A doctoral candidate at Iowa State University, Gawel and her fellow researchers examined feral hogs in the limestone karst forests of northern Guam, which sit on raised fossil coral reefs that are too jagged and rocky for the pigs to destructively root and dig. Spanish colonizers had transported the animals to the island as livestock in the late 1600s. From 2009 to 2011, the scientists collected scats from pigs and another extremely abundant species the Spaniards brought to Guam, the Philippine deer (Rusa marianna), and noted what grew from the droppings after depositing them in a nursery.
“We saw a lot of seedlings pop out of the pig scats, whereas only a few popped out of the deer scats,” Gawel said. “A couple coming out of the pig scats are native species. There are management plans moving forward in Guam to get rid of ungulates. If we don’t have birds and get rid of pigs, we have to have tempered expectations of what’s going to grow back.”
These findings conflict with ones from elsewhere in the U.S. and Southeast Asia, she said, where invasive wild pigs rooting around have adversely affected forests. In Hawaii, they’ve been shown to spread detrimental nonnative seeds. But at the same time, Gawel’s paper mirrors new research revealing that feral hogs in New Zealand disperse a rare native plant’s seeds.

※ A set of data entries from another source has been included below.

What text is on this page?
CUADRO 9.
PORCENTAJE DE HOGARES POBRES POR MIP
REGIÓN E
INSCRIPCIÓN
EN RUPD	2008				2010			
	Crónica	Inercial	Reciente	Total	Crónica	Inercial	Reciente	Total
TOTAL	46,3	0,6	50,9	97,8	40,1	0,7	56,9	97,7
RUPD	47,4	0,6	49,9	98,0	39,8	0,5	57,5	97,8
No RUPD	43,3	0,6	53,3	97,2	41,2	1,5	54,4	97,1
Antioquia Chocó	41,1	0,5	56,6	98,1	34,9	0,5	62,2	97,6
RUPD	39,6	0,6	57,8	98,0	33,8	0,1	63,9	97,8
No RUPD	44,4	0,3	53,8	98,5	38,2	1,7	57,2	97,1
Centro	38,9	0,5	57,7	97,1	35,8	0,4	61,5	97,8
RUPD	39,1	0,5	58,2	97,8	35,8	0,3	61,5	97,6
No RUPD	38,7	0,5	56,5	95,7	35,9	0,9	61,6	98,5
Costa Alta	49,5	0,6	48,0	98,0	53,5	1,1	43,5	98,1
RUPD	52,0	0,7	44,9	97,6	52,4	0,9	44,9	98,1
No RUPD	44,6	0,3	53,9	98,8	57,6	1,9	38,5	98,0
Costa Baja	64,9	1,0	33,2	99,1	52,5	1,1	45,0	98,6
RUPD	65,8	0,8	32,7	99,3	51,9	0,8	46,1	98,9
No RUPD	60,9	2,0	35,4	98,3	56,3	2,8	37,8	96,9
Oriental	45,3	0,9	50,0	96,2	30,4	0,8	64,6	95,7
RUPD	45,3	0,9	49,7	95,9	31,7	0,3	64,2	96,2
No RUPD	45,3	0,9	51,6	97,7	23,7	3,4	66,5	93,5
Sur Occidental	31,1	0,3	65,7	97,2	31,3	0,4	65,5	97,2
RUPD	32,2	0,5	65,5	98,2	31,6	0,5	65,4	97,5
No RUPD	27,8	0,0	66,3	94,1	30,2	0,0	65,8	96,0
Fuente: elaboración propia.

“Looking at nuances and being open to determining the potential benefits from species we think of as harmful is important, to not let our biases as conservation managers get in the way of looking at ecological roles to better plan wildlife management,” she said.
Apart from delving into how Guam’s forests are transforming without birds, Gawel plans to further investigate what pigs disperse by conducting feeding trials this summer and observing whether the ungulates’ gut removes fruit from seeds and improves their chances of germinating.
“Some people think of Guam as this ecological nightmare,” she said. “However, there’s still a lot of interesting things going on and a lot we can do to save the functions of the forest as well as the species absolutely worth studying and protecting.”